Seu Sebastião passou a manhã, como de costume, cuidando dos pássaros. Passou o tempo todo no quintal, assobiando enquanto limpava seus dois enormes viveiros e as muitas gaiolas espalhadas por todo o redor da casa. Dona Zilda colocava o angu com linguiça na mesa quando ele chegou do banheiro, de mãos lavadas e pronto para o almoço.
- O sabiá que nasceu no início do ano tá vingando. Já era pra ter começado a cantar. Quero um macho. Se for, vou dar ele de presente pro mais novo da Vânia cuidar.
- Acha? Tião, o menino tá novo ainda pra cuidar do bicho. Deixa passar a puberdade. Engrossar a voz.
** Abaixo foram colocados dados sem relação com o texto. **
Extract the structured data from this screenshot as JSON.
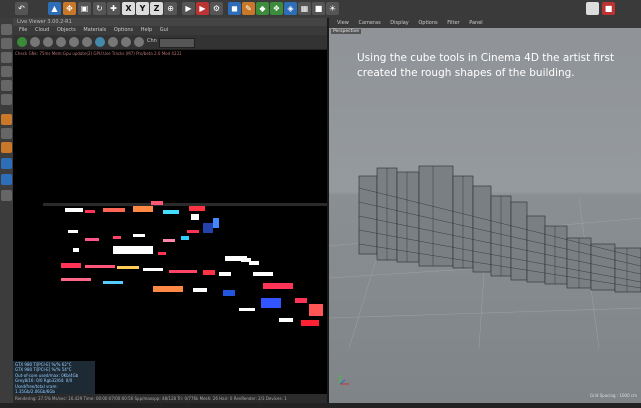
{
  "toolbar": {
    "axis_x": "X",
    "axis_y": "Y",
    "axis_z": "Z"
  },
  "viewer": {
    "title": "Live Viewer 3.00.2-R1",
    "menu": [
      "File",
      "Cloud",
      "Objects",
      "Materials",
      "Options",
      "Help",
      "Gui"
    ],
    "channel_label": "Chn",
    "info_line": "Check GNs: 75ms  Mem:Gpu update(2)  GPU:Use Tracks (M7) Pro/beta 2.0 Mod 4231",
    "stats": [
      "GTX 980 Ti[PCI-E]   %/%   62°C",
      "GTX 980 Ti[PCI-E]   %/%   54°C",
      "Out-of-core used/max: 0Kb/4Gb",
      "Grey8/16: 0/0     Rgb32/64: 0/0",
      "Used/free/total vram: 1.35Gb/2.06Gb/6Gb"
    ],
    "status": "Rendering: 37.5%   Ms/sec: 16.429   Time: 00:00:07/00:00:56   Spp/maxspp: 48/128   Tri: 0/776k   Mesh: 26   Hair: 0   RenRender: 2/3   Devices: 1"
  },
  "viewport": {
    "menu": [
      "View",
      "Cameras",
      "Display",
      "Options",
      "Filter",
      "Panel"
    ],
    "label": "Perspective",
    "caption": "Using the cube tools in Cinema 4D the artist first created the rough shapes of the building.",
    "grid_spacing": "Grid Spacing : 1000 cm"
  },
  "colors": {
    "caption": "#ffffff",
    "viewer_bg": "#000000",
    "viewport_bg": "#8f9397"
  }
}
- Ele tá é precisando se ocupar com coisa certa, é isso.
- Hora do almoço não é hora dessas conversas, Tião... e logo o menino chega da escola.
O quintal de Seu Sebastião era dividido da seguinte maneira: as paredes eram ocupadas pelo viveiro das rolinhas, um gosto que somente ele entendia, pois ninguém via muita graça nas roliças barulhentas; o viveiro dos sabiás-laranjeira, uma herança de seu pai, os sabiás eram quase míticos pro olhar dele, só quem era muito especial ganhava um sabiá de presente do Seu Sebastião; e as incontáveis gaiolas de canários, sua verdadeira paixão, sua fama no bairro.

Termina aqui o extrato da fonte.